With Greece needing to raise about €53 billion through the bond markets this year, soaring borrowing cost does not bode well for future offerings, or attempts to lower coupon rates to 2%. More importantly, rising borrowing cost could threaten to disrupt the government’s efforts to cut its budget deficit to 8.7% of gross domestic product this year and less than 3% (the EU limit) by 2012 from 12.7% last year. Moreover, deteriorating investor sentiments toward Greek bonds underlined concerns about the substance of the Euro Zone’s aid agreements, which was supposed to be a confidence-enhancing measure.


Source: Institute for Supply Management


U.S. manufacturing sector grows for eight months The manufacturing sector expanded in March for an eighth straight month according to the latest reading of the Institute of Supply Management’s index of activity in the manufacturing. The gauge of activity rose to 59.6 from 56.5 a month earlier, beating median market estimates of a rise to 57 for the month, as American factories continued to lead the way in the economic recovery. Indeed, the index value for March (in which any reading above 50 indicates expansion) signaled the fastest pace of expansion in the manufacturing sector since July 2004.

U.S. initial claims decrease in latest week…New claims for unemployment insurance benefits declined by 6000 to 439,000 in the week ending March 26, in line with median market forecasts. Despite temporary spikes in the number of layoffs over the winter months, the number of layoffs has been steadily declining since peaking at 651,000 in April 2009, signaling that employers are slowing job cuts as the economy emerges from the worst post-war recession.

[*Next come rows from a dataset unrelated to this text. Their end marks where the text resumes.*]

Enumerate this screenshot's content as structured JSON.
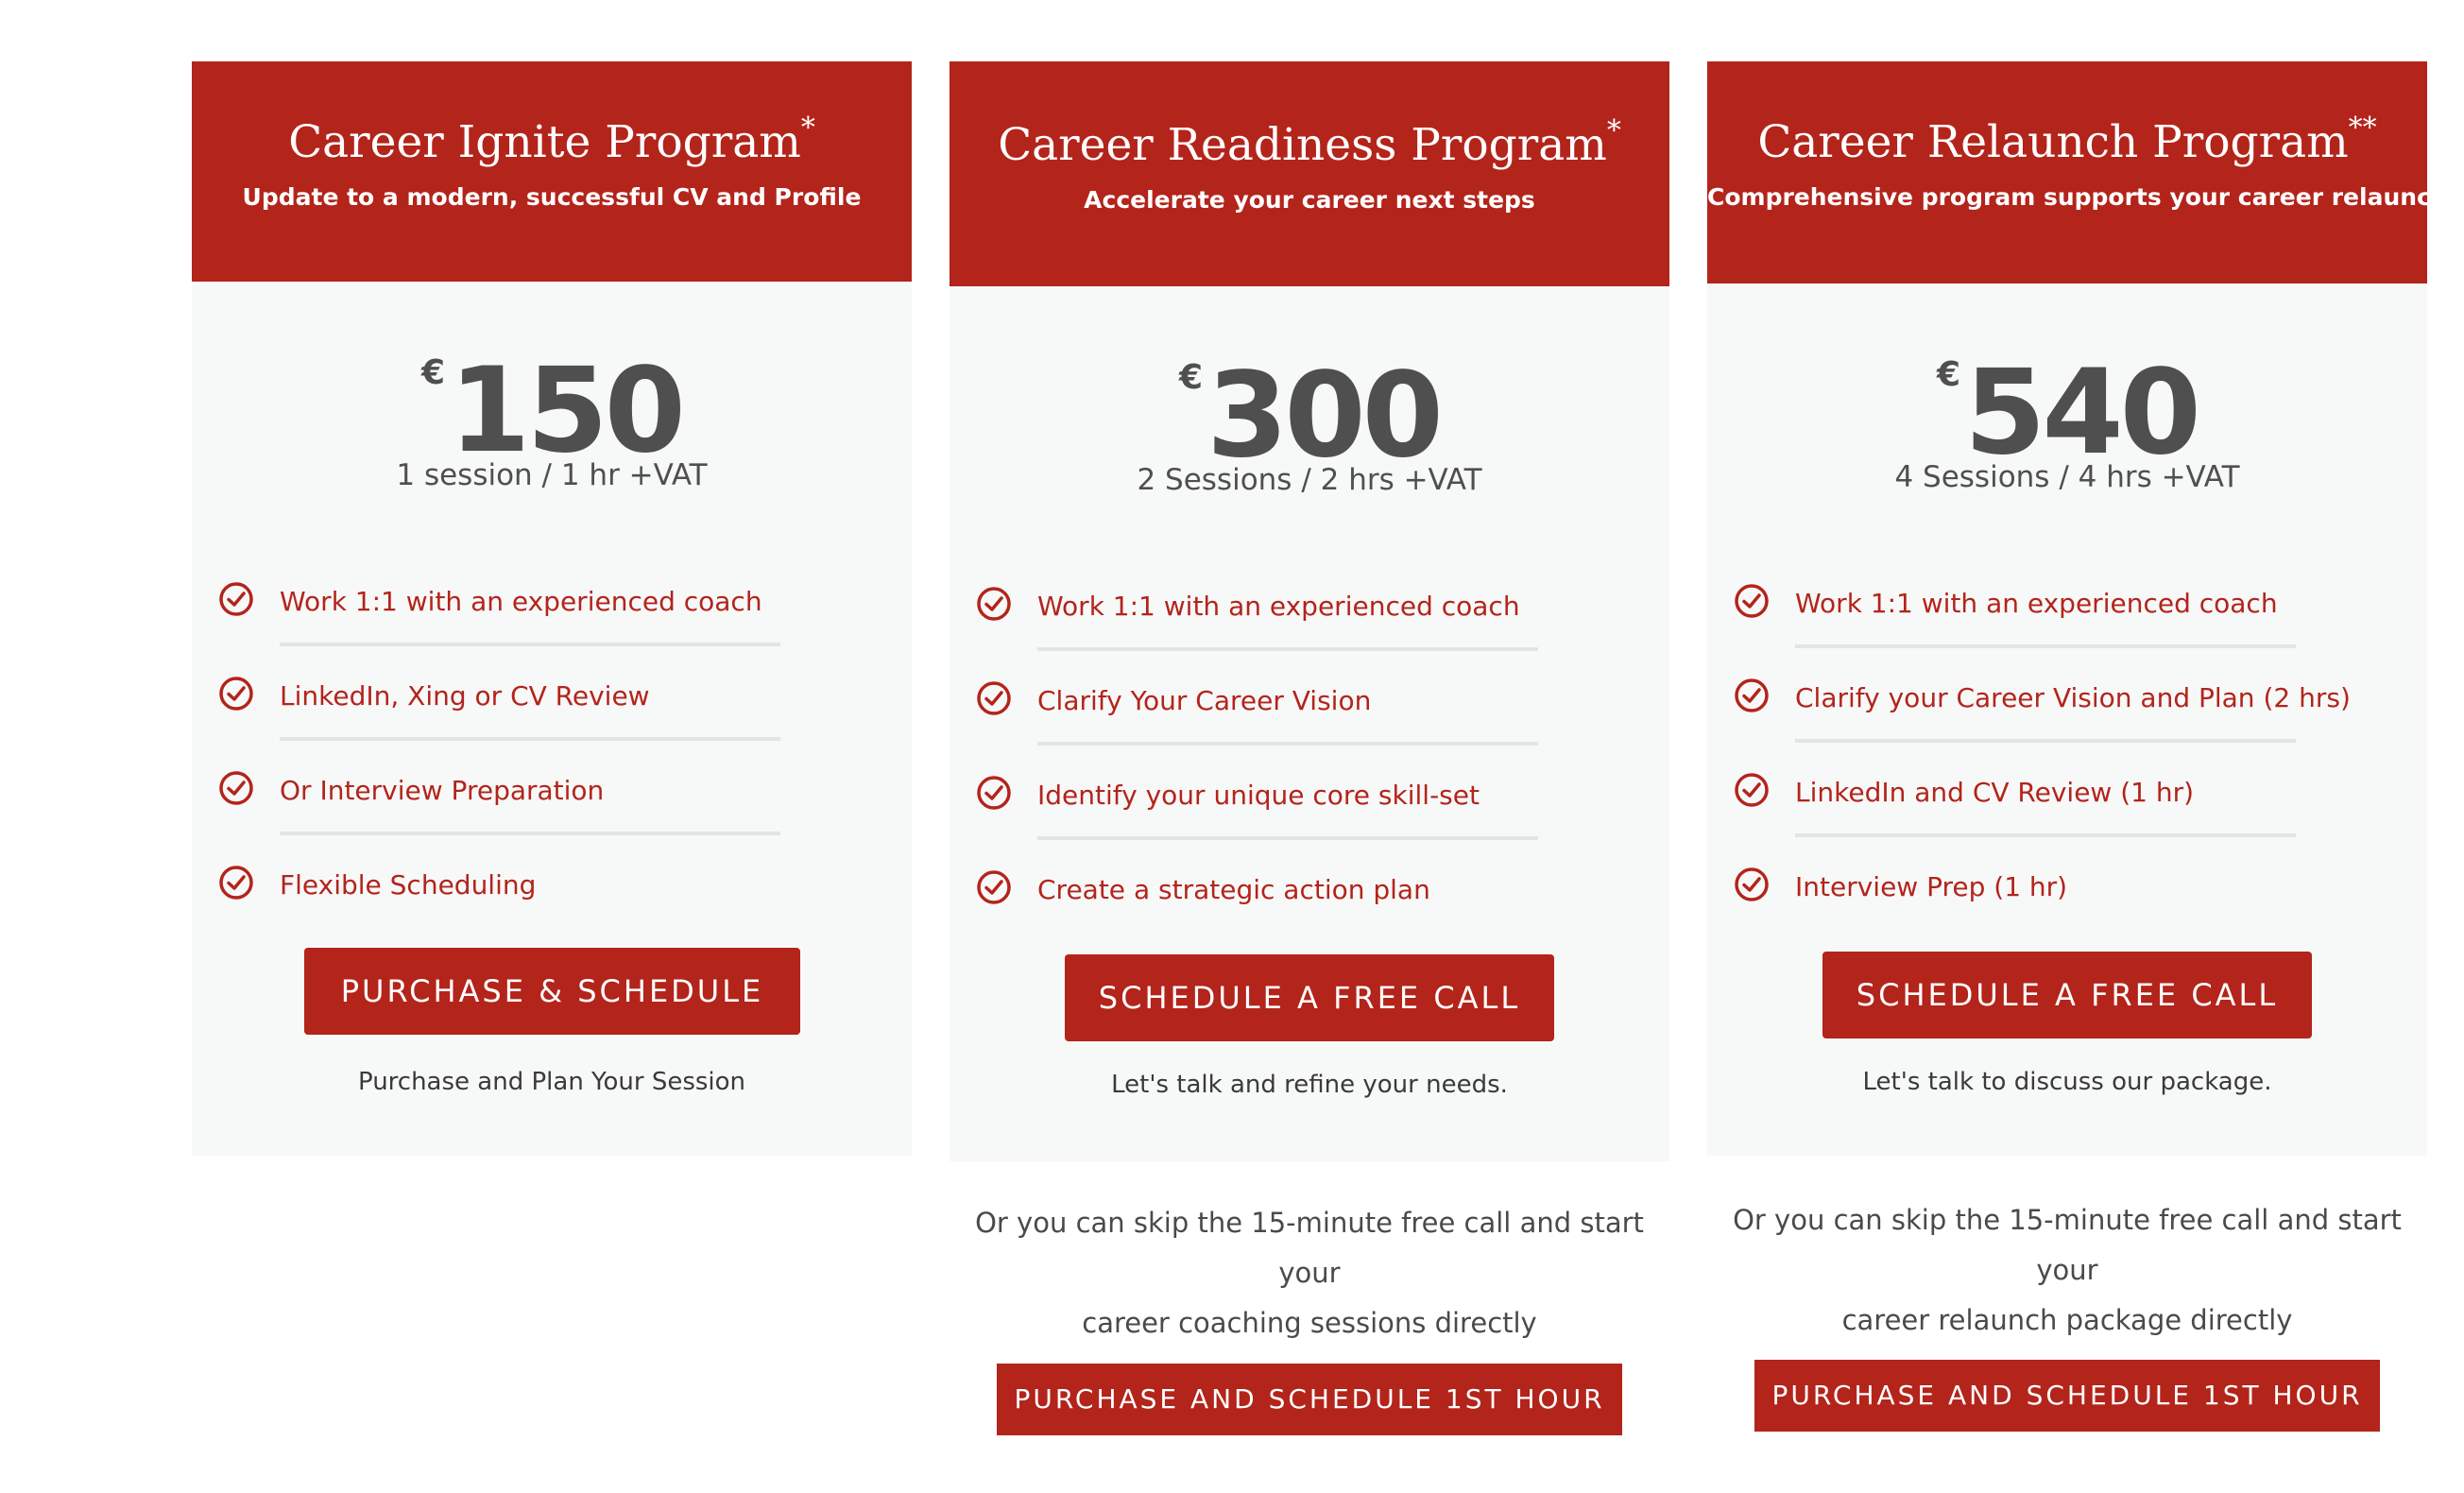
{
  "icons": {
    "feature": "check-circle-icon"
  },
  "colors": {
    "brand_red": "#b3241b",
    "card_bg": "#f7f8f8",
    "price_text": "#4f4f4f"
  },
  "plans": [
    {
      "title": "Career Ignite Program",
      "title_mark": "*",
      "subtitle": "Update to a modern, successful CV and Profile",
      "currency": "€",
      "price": "150",
      "price_detail": "1 session / 1 hr +VAT",
      "features": [
        "Work 1:1 with an experienced coach",
        "LinkedIn, Xing or CV Review",
        "Or Interview Preparation",
        "Flexible Scheduling"
      ],
      "button_label": "PURCHASE & SCHEDULE",
      "button_note": "Purchase and Plan Your Session"
    },
    {
      "title": "Career Readiness Program",
      "title_mark": "*",
      "subtitle": "Accelerate your career next steps",
      "currency": "€",
      "price": "300",
      "price_detail": "2 Sessions / 2 hrs +VAT",
      "features": [
        "Work 1:1 with an experienced coach",
        "Clarify Your Career Vision",
        "Identify your unique core skill-set",
        "Create a strategic action plan"
      ],
      "button_label": "SCHEDULE A FREE CALL",
      "button_note": "Let's talk and refine your needs.",
      "skip_text_line1": "Or you can skip the 15-minute free call and start your",
      "skip_text_line2": "career coaching sessions directly",
      "secondary_button_label": "PURCHASE AND SCHEDULE 1ST HOUR"
    },
    {
      "title": "Career Relaunch Program",
      "title_mark": "**",
      "subtitle": "Comprehensive program supports your career relaunch.",
      "currency": "€",
      "price": "540",
      "price_detail": "4 Sessions / 4 hrs +VAT",
      "features": [
        "Work 1:1 with an experienced coach",
        "Clarify your Career Vision and Plan (2 hrs)",
        "LinkedIn and CV Review (1 hr)",
        "Interview Prep (1 hr)"
      ],
      "button_label": "SCHEDULE A FREE CALL",
      "button_note": "Let's talk to discuss our package.",
      "skip_text_line1": "Or you can skip the 15-minute free call and start your",
      "skip_text_line2": "career relaunch package directly",
      "secondary_button_label": "PURCHASE AND SCHEDULE 1ST HOUR"
    }
  ]
}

The 4-week moving average of claims also declines to 447, 250, the lowest level since September 2008. 

European PMI revised up for March…Manufacturing activity in the Euro Zone grew even faster than previously estimated in Markit Economics’ latest reading of the Purchasing Managers’ Index for the Area, as the PMI leapt from 54.2 in February to 56.6 in March, beating an earlier flash estimate of 56.3. The manufacturing activity expansion was the fastest recorded in almost 10 years in Germany, but activity firmed in almost all Euro Zone economies, including France, Italy and even Spain, where the sector grew for the first time since late 2007.

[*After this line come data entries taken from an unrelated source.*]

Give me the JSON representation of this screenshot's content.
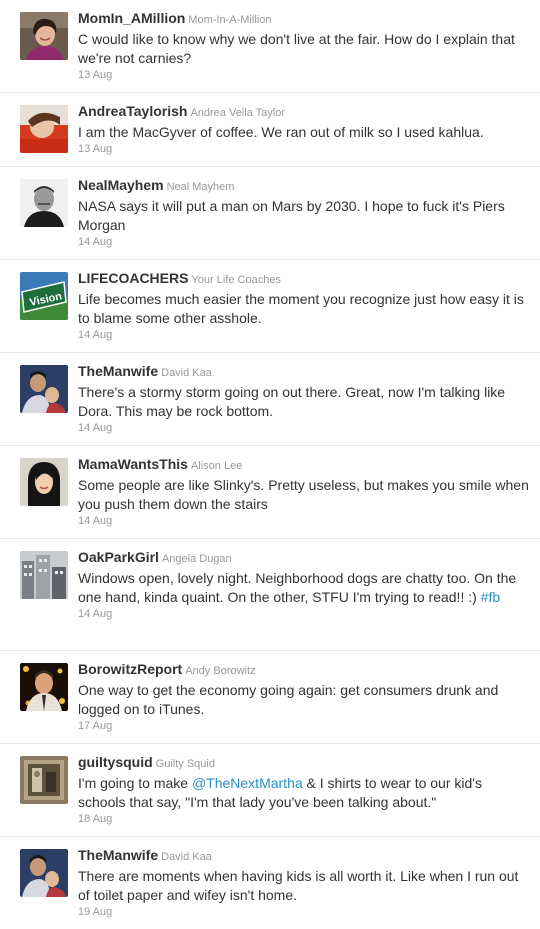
{
  "tweets": [
    {
      "screen_name": "MomIn_AMillion",
      "full_name": "Mom-In-A-Million",
      "parts": [
        "C would like to know why we don't live at the fair. How do I explain that we're not carnies?"
      ],
      "time": "13 Aug",
      "avatar": "avatar-woman-smiling"
    },
    {
      "screen_name": "AndreaTaylorish",
      "full_name": "Andrea Vella Taylor",
      "parts": [
        "I am the MacGyver of coffee. We ran out of milk so I used kahlua."
      ],
      "time": "13 Aug",
      "avatar": "avatar-woman-red-shirt"
    },
    {
      "screen_name": "NealMayhem",
      "full_name": "Neal Mayhem",
      "parts": [
        "NASA says it will put a man on Mars by 2030. I hope to fuck it's Piers Morgan"
      ],
      "time": "14 Aug",
      "avatar": "avatar-man-grayscale"
    },
    {
      "screen_name": "LIFECOACHERS",
      "full_name": "Your Life Coaches",
      "parts": [
        "Life becomes much easier the moment you recognize just how easy it is to blame some other asshole."
      ],
      "time": "14 Aug",
      "avatar": "avatar-vision-sign"
    },
    {
      "screen_name": "TheManwife",
      "full_name": "David Kaa",
      "parts": [
        "There's a stormy storm going on out there. Great, now I'm talking like Dora. This may be rock bottom."
      ],
      "time": "14 Aug",
      "avatar": "avatar-man-kid"
    },
    {
      "screen_name": "MamaWantsThis",
      "full_name": "Alison Lee",
      "parts": [
        "Some people are like Slinky's. Pretty useless, but makes you smile when you push them down the stairs"
      ],
      "time": "14 Aug",
      "avatar": "avatar-woman-dark-hair"
    },
    {
      "screen_name": "OakParkGirl",
      "full_name": "Angela Dugan",
      "parts": [
        "Windows open, lovely night. Neighborhood dogs are chatty too. On the one hand, kinda quaint. On the other, STFU I'm trying to read!! :) "
      ],
      "hashtag": "#fb",
      "time": "14 Aug",
      "avatar": "avatar-city-buildings"
    },
    {
      "screen_name": "BorowitzReport",
      "full_name": "Andy Borowitz",
      "parts": [
        "One way to get the economy going again: get consumers drunk and logged on to iTunes."
      ],
      "time": "17 Aug",
      "avatar": "avatar-man-lights"
    },
    {
      "screen_name": "guiltysquid",
      "full_name": "Guilty Squid",
      "parts": [
        "I'm going to make ",
        " & I shirts to wear to our kid's schools that say, \"I'm that lady you've been talking about.\""
      ],
      "mention": "@TheNextMartha",
      "time": "18 Aug",
      "avatar": "avatar-sepia-photo"
    },
    {
      "screen_name": "TheManwife",
      "full_name": "David Kaa",
      "parts": [
        "There are moments when having kids is all worth it. Like when I run out of toilet paper and wifey isn't home."
      ],
      "time": "19 Aug",
      "avatar": "avatar-man-kid"
    }
  ]
}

German retail sales weak in February…Retail sales in Germany fell for a second consecutive month in February, with a decline of 0.4% (m/m) in seasonally adjusted volume of sales, following a decrease of 0.5% in January.  Consumer confidence in Germany has remained low on concerns regarding unemployment, while higher energy prices put further pressure on households’ real disposable income over February. At the same time, harsh winter weather deterred consumers from traveling to retail outlets and further weighed in on the weakness in retail activity.


Among emerging markets:

In East Asia and Pacific, China’s manufacturing sector continued to expand at a faster pace in March, according to the Purchasing Managers’ Index (PMI) released by Li & Fung, which rose to a seasonally adjusted 55.1 from 52 a month earlier.

In South Asia, India’s manufacturing  sector grew for a 12th straight month, as the PMI for factories logged in at 57.8, slightly lower than 58.5 for February, but still indicating a fast pace of expansion.

In Latin America and Caribbean, Brazil’s industrial output rose 1.5% (m/m) in February, the fourth month of gains in manufacturing output, following an upwardly revised increase of 1.2% (m/m) in January.

In Sub-Saharan Africa, Kenya’s headline inflation fell to 4% (y/y) in March, slowing from 5.2% inflation measured in February, indicating the inflationary pressures are not an immediate concern for the Kenyan economy. The central bank cut the benchmark interest rate by 25 basis points to a record low of 6.25% last week in a bid to boost lending on the basis that inflation did not pose a risk.